Le 22 juin 2023 dernier, le gouvernement australien a renoncé à appliquer un projet de loi qui assurait plus de transparence dans le secteur extractif, notamment africain, en exigeant que les multinationales incorporées en Australie publient sur une plateforme accessible à tous, leurs performances financières pays par pays.
“Dans les mois à venir, nous poursuivrons les discussions sur le niveau approprié de déclaration désagrégée. Cela s’appuiera sur les améliorations que nous avons déjà apportées pour se rapprocher davantage du régime de déclaration publique par pays de l’Union européenne“, a expliqué Andrew Leigh un haut responsable du ministère australien des finances en charge de la concurrence, selon des propos rapportés par les médias locaux.
Cette nouvelle perception du projet est un changement léger mais significatif par rapport au projet de loi initial. Selon cette dernière, la proposition avait pour but de compléter « le mix réglementaire plus large du gouvernement visant à améliorer les divulgations des entreprises » et reflète « l’évolution du sentiment public en faveur d’une plus grande transparence et responsabilité dans les activités des entreprises, en particulier des grandes entreprises. Cela inclut les investisseurs et les fournisseurs de capitaux.»
La mesure concerne les entreprises multinationales réalisant plus d’un milliard de dollars australiens (66,7 millions de dollars) par an, et les informations à publier concerne une quinzaine de détails clés sur leurs activités mondiales et leurs structures fiscales.

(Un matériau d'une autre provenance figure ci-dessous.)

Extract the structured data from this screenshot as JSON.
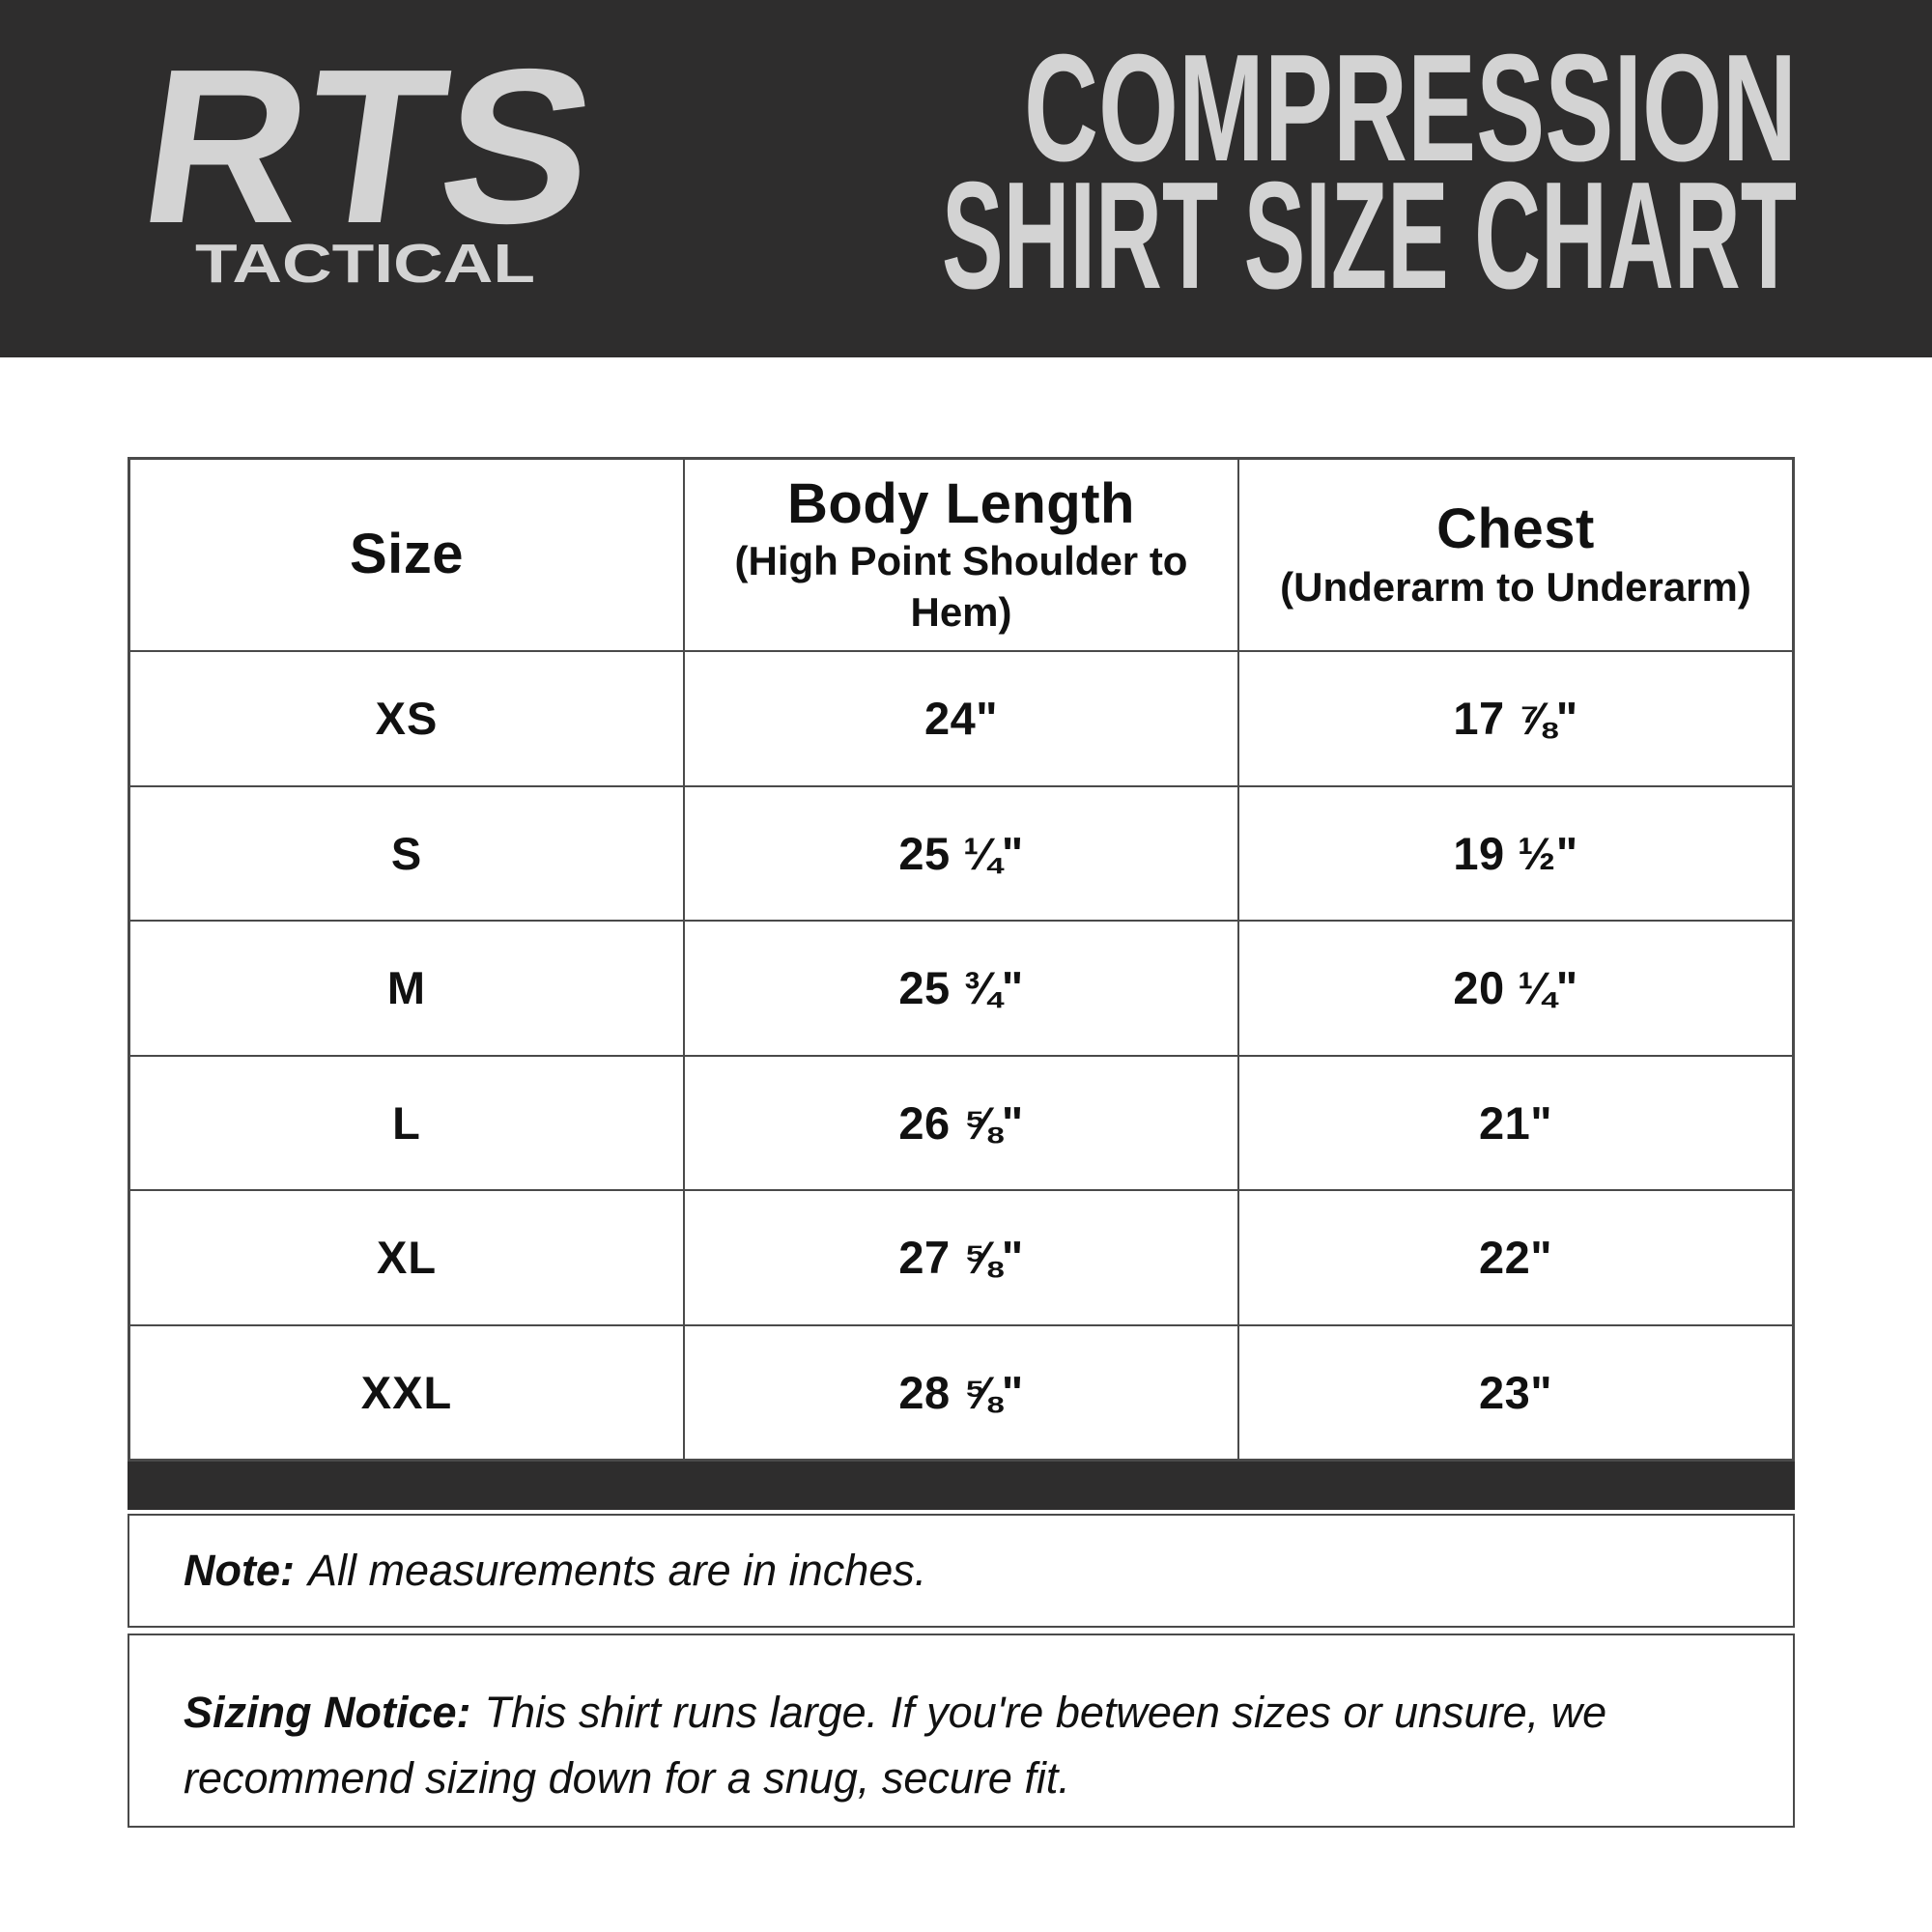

La loi envisageait aussi d’aller plus loin que le cadre actuel de lutte contre l’Erosion de la base imposable (BEPS) promue par l’OCDE dont l’Australie est membre, et qui impose une publication anonyme des comptes à la seule attention des administrations fiscales où cette publication est exigée.
Si la loi n’est plus adoptée, ou si sa volonté initiale de transparence est édulcorée, cela privera la société civile mondiale et surtout africaine, d’une opportunité de mieux contrôler la gestion de son sous-sol. Si peu de gens le savent en Afrique, plusieurs projets sur les ressources extractives menés par des multinationales incorporées en Australie, auraient été concernées par cette obligation.
A titre d’exemple, Woodside Energy qui est le principal partenaire du projet d’exploitation pétro-gazier au Sénégal est basé en Australie, et la mesure aurait permis d’entamer ce projet avec une plus grande transparence.
Selon la base des données professionnelles de l’Agence Ecofin, des sociétés comme BHP Billiton, Rio Tinto, Newcrest Minning, Fortescue Metals, Resolute Minning, ou encore Perseus Mining, auraient été contraintes de communiquer des informations détaillées sur leurs opérations dans des pays, comme le Mali, le Burkina-Faso, la Côte d’Ivoire, le Sénégal et plusieurs autres pays africains. Dommage…
Répartition par pays africain des projets miniers par des multinationales australiennes, sources Ecofin Pro
Selon un article du Financial Time, le report des autorités australiennes dans la mise en application de cette loi serait le fait de l’OCDE. Une information qui a été reprise par des acteurs du mouvement de la justice fiscale et sociale au niveau international. « Il est décevant de voir l’OCDE faire ces affirmations inexactes et persister à protéger son propre agenda au détriment de la transparence fiscale. C’est quelque chose que l’on pourrait attendre d’un politicien, pas d’une organisation internationale », a fait savoir Alex Cobham, le Directeur exécutif de Tax Justice Network, une des principales organisations de ce mouvement.
Ces affirmations ont été rejetées par Mathias Cormann, le Secrétaire Général de l’OCDE. « Des déclarations suggérant que l’OCDE a fait pression pour empêcher cette législation qui vise la limitation de l’évasion fiscale est fausse », a-t-il fait savoir. Mais il reconnait dans sa communication, que son institution a émis des réserves sur le projet de loi australien et que lui personnellement soutient ces réserves. Il dit par exemple qu’une mission chargée d’examiner la question a observé des limites techniques qui auraient empêché une meilleure collaboration de certains partenaires de l’Australie, dans la collaboration fiscale internationale.
Cette actualité vient montrer une fois de plus que le débat global sur la transparence est complexe. L’Afrique est toujours présentée comme le problème majeur dans ce sujet avec des positions au bas du classement de l’indice de transparence international, alors même que de nombreuses entreprises et institutions plus globales refusent d’effectuer des avancées qui seraient plus décisives.
Les gouvernements de la région sont souvent tenus pour responsables de ce qui est désigné comme étant la « malédiction des ressources minières » et l’attention des médias internationaux est peu portée sur les pressions que les gouvernants africains peuvent subir de la part de groupes puissants.